In the world of machine learning, overfitting means your model is too focused on the training data, missing the bigger picture. Underfitting means it’s not capturing the patterns in the data. Just like in basketball, the goal is to find that perfect balance where your shots (or predictions) are consistently accurate.

Cloud

Kubernetes - K8s

K8s is a container orchestration platform that automates the deployment, scaling, and management of containerized applications.

Imagine you’re in charge of a space station orbiting Earth. Your job is to manage a crew of astronauts, allocate resources, and make sure everything runs smoothly. Now, think of your crew as software applications and your space station as a powerful platform for managing them—that’s Kubernetes!

Docker

Docker is a containerization platform that allows developers to package their applications and dependencies into isolated containers.

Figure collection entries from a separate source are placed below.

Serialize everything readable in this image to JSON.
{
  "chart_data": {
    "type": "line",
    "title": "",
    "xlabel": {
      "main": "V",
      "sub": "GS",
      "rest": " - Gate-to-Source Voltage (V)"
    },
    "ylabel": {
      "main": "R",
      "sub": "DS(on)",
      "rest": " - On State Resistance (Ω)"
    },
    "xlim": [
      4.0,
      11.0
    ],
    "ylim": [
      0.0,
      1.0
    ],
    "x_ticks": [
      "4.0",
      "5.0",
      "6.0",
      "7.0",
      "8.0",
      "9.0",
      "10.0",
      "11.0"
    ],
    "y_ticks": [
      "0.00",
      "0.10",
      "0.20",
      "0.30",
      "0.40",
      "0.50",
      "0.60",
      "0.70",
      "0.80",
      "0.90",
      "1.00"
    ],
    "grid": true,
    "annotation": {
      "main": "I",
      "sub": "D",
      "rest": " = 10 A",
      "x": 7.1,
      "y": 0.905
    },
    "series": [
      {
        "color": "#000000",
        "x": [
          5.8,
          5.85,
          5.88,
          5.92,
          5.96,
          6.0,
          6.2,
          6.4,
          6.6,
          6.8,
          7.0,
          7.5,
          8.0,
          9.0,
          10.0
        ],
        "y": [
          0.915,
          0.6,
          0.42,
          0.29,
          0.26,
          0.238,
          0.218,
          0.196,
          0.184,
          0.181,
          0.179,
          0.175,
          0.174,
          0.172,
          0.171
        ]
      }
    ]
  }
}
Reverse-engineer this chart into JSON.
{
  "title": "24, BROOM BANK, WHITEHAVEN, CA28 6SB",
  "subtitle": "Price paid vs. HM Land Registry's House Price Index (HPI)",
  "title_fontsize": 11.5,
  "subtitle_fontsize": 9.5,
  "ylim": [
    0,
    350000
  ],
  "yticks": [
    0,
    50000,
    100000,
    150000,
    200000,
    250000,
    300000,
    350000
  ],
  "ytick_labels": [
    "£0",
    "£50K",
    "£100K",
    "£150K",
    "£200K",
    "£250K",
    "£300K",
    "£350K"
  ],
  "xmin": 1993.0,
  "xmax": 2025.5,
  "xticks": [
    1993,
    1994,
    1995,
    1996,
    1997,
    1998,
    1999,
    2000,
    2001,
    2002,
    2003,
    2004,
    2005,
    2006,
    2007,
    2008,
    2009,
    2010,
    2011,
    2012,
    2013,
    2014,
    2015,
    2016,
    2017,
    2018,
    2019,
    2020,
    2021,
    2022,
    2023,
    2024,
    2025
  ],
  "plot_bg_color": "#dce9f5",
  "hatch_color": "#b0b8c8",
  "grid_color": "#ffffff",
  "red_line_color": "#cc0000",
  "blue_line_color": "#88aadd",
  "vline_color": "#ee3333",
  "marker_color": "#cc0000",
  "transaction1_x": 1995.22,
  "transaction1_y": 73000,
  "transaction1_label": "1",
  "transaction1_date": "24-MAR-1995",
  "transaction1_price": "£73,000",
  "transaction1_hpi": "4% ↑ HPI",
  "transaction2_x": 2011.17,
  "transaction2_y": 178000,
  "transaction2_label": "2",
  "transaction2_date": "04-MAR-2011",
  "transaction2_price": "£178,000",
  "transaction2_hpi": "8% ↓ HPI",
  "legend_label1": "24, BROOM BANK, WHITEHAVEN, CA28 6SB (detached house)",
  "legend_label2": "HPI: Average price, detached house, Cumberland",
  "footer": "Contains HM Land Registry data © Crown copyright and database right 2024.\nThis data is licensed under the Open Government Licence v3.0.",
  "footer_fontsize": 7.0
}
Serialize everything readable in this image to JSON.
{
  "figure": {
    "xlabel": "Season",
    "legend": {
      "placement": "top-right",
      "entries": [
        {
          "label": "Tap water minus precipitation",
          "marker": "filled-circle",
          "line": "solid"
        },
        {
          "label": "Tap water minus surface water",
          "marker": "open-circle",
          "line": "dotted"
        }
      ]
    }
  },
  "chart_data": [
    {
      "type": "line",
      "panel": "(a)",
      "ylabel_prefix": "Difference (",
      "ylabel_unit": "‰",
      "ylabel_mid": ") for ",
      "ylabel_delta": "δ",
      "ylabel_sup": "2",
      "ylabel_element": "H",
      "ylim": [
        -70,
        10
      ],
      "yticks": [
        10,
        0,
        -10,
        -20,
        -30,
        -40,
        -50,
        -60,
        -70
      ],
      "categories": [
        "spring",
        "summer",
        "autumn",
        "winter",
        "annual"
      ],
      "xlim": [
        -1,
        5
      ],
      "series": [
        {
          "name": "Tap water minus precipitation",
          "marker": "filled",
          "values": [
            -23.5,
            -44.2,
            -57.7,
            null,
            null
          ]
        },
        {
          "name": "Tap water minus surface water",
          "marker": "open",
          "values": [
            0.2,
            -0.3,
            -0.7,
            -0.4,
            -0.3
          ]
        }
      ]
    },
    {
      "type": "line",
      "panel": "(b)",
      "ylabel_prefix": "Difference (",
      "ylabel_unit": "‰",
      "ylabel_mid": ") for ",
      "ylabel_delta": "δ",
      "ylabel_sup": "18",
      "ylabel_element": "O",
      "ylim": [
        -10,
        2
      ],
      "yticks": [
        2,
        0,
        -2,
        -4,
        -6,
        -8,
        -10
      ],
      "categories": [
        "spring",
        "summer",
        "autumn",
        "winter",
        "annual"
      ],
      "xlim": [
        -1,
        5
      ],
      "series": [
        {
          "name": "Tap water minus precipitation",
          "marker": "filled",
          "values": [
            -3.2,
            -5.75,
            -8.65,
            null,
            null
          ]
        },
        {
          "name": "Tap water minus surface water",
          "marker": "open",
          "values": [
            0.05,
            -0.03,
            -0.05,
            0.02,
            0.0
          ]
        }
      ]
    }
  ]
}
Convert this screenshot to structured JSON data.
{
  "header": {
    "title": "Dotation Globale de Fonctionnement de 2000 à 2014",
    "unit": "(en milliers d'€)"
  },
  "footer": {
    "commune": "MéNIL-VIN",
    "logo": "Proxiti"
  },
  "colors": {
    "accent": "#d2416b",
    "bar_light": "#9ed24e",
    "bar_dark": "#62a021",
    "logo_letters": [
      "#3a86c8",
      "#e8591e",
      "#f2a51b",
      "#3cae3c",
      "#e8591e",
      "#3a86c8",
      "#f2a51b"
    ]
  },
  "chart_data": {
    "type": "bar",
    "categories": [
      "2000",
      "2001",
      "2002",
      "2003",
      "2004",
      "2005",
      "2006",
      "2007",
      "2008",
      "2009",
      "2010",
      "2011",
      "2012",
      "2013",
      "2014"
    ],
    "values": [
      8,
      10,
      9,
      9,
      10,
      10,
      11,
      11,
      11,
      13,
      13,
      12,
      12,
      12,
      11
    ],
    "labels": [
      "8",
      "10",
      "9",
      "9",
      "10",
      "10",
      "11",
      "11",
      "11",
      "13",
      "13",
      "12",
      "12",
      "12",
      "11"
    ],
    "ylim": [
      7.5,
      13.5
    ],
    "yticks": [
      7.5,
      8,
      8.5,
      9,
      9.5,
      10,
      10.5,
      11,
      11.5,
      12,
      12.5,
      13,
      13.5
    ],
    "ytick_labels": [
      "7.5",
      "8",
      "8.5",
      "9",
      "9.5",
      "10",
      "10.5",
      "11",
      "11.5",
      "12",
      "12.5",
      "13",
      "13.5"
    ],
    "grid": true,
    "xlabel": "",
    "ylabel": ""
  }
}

Think of Docker as the genius architect who designs the spaceship. It creates “blueprints” called containers—self-contained units holding everything needed to run an application, like software, libraries, and settings.

CI/CD

Imagine you’re a master chef running a restaurant. You want your delicious dishes (software) to reach customers’ tables quickly and consistently. That’s where Continuous Integration and Continuous Deployment (CI/CD) come in—a set of practices that ensure your software is always fresh and ready to serve.

We talked about Github Actions, but you will also encounter Jenkins, a popular CI/CD tool because it is open source, extensible, and well-documented. It also has a large community of users and contributors, which means that there are many plugins and resources available to help developers get started with Jenkins.

Prometheus

Prometheus is a monitoring and alerting system that helps developers track the health of their applications.

You’re a guardian, responsible for keeping an eye on the health of everything within your responsability. Now, picture having a magical watchtower named Prometheus that lets you see the heartbeat of your software, ensuring it remains vibrant and trouble-free.